Einmal beschlossen, wird sich eine erneute Zulassung des Pflanzengiftes auch auf die deutsche Politik auswirken. Im Koalitionsvertrag hatten sich SPD, Grüne und FDP eigentlich verpflichtet, Glyphosat Ende 2023 vom Markt zu nehmen. Bundeslandwirtschaftsminister Cem Özdemir (Grüne) hatte sich seither entsprechend positioniert. Doch inzwischen hat die FDP von diesem Beschluss Abstand genommen und auch die SPD machte sich zu Paulus‘ Enttäuschung nicht mehr stark dafür. Das führte im Expertenrat zu der Enthaltung Deutschlands.
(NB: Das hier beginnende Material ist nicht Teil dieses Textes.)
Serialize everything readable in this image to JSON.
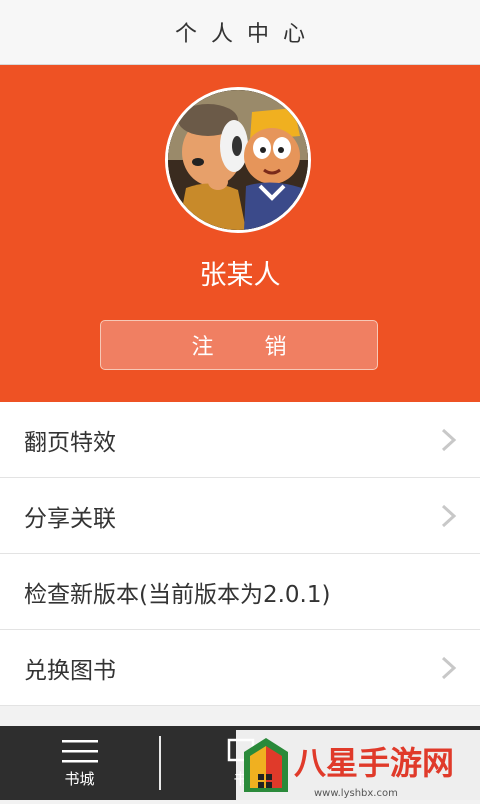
{
  "header": {
    "title": "个人中心"
  },
  "profile": {
    "username": "张某人",
    "logout_label": "注 销",
    "colors": {
      "accent": "#ee5224",
      "button": "#f07f62"
    }
  },
  "menu": {
    "items": [
      {
        "label": "翻页特效",
        "icon": "chevron-right-icon"
      },
      {
        "label": "分享关联",
        "icon": "chevron-right-icon"
      },
      {
        "label": "检查新版本(当前版本为2.0.1)"
      },
      {
        "label": "兑换图书",
        "icon": "chevron-right-icon"
      }
    ]
  },
  "bottom_bar": {
    "tabs": [
      {
        "label": "书城",
        "icon": "menu-lines-icon"
      },
      {
        "label": "书",
        "icon": "bookshelf-icon"
      }
    ]
  },
  "watermark": {
    "title": "八星手游网",
    "url": "www.lyshbx.com"
  }
}
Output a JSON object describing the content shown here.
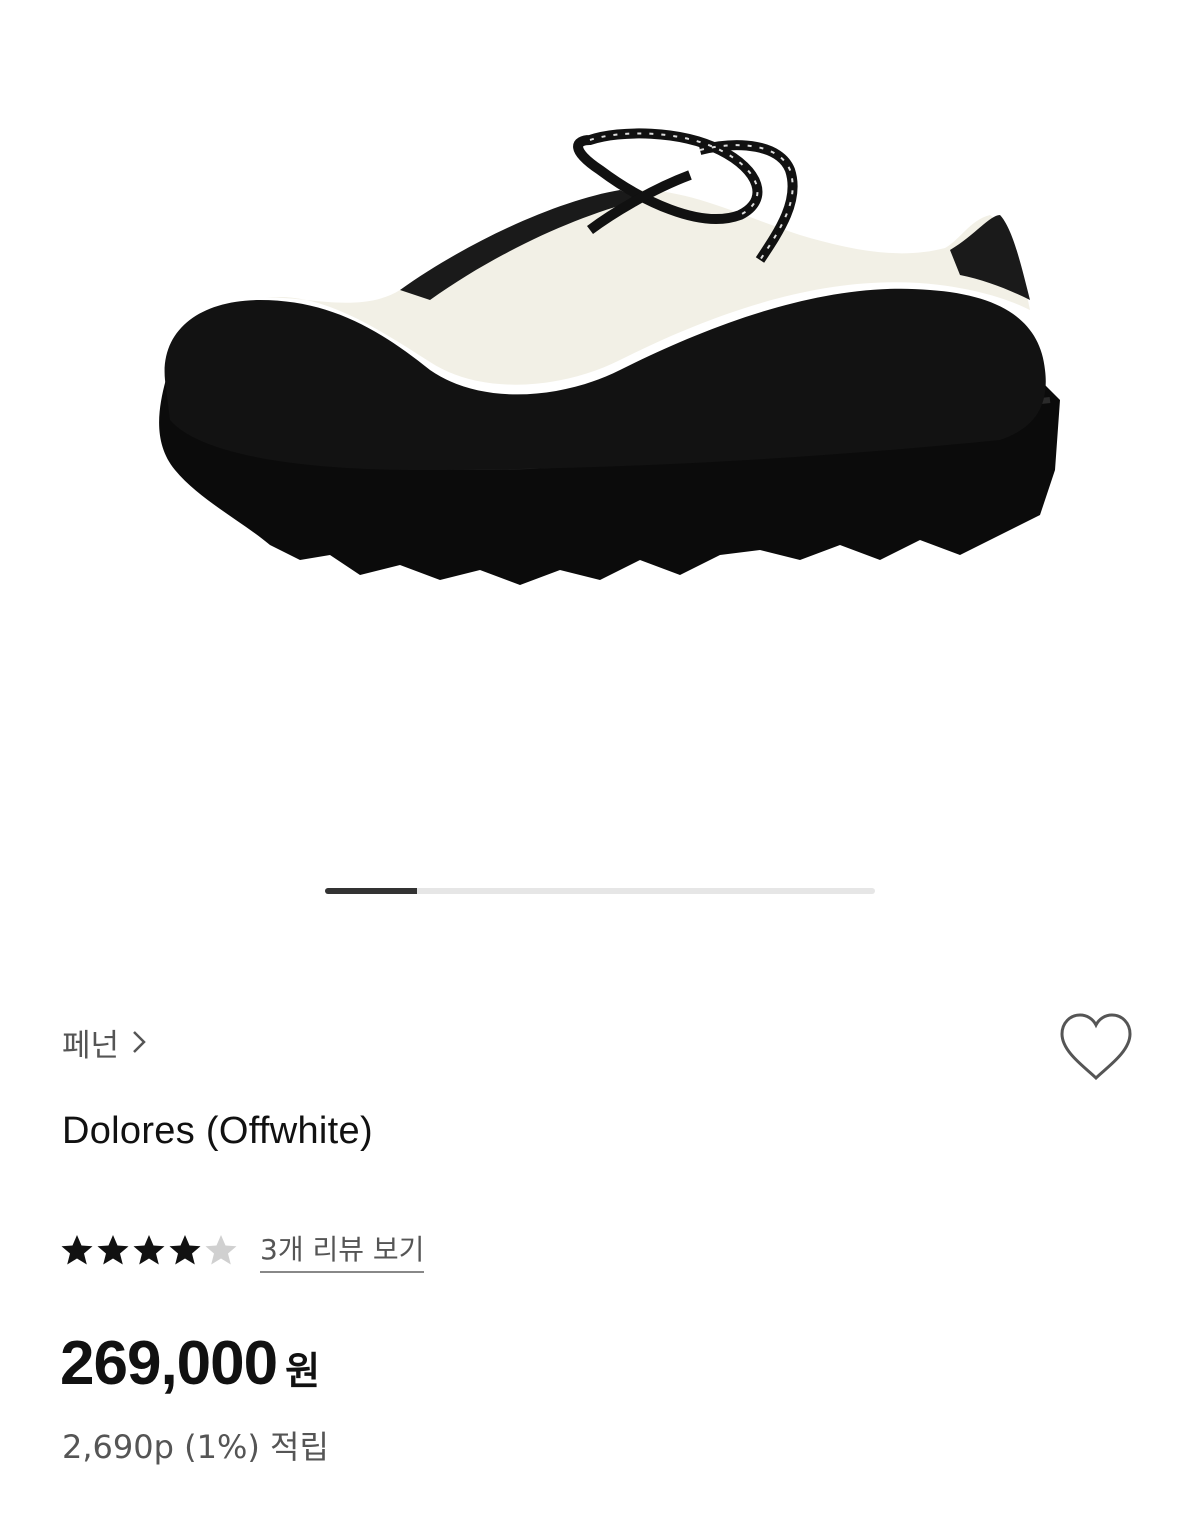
{
  "gallery": {
    "image_alt": "Dolores (Offwhite) shoe side view",
    "current_index": 1,
    "total_images": 6,
    "progress_fraction": 0.167
  },
  "brand": {
    "name": "페넌"
  },
  "product": {
    "title": "Dolores (Offwhite)",
    "rating": 4,
    "rating_max": 5,
    "review_link": "3개 리뷰 보기",
    "price": "269,000",
    "currency": "원",
    "points": "2,690p (1%) 적립"
  },
  "icons": {
    "wishlist": "heart-outline-icon",
    "brand_chevron": "chevron-right-icon",
    "star_filled": "star-filled-icon",
    "star_empty": "star-empty-icon"
  },
  "colors": {
    "text": "#111111",
    "muted": "#555555",
    "star_empty": "#d0d0d0"
  }
}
Dass 61 Prozent der Bundesbürger gegen eine Wiederzulassung sind, wie eine aktuelle repräsentative Civey-Umfrage im Auftrag des BUND zeigt, und sich 57 Prozent der Befragten sogar für ein nationales Glyphosat-Verbot aussprechen, auch wenn der Wirkstoff auf EU-Ebene wieder zugelassen werden sollte, hilft da wenig. Denn nach einer Zulassung des Wirkstoffs durch die EU-Kommission kann Deutschland ihn nicht mehr einfach verbieten. Damit ist in der Vergangenheit schon Luxemburg gescheitert, wo im März 2023 ein Glyphosat-Verbot aus dem Jahr 2021 vom Verwaltungsgericht kassiert wurde. Der Bayer-Konzern hatte dagegen geklagt. Özdemir kann dann also nur noch mit Einschränkungen bei bestimmten Produkten arbeiten und wird das wohl auch tun. Schon jetzt ist in Deutschland die Anwendung bei bestimmten landwirtschaftlichen Verfahren, auf nicht-landwirtschaftlichen Flächen und im privaten Bereich verboten.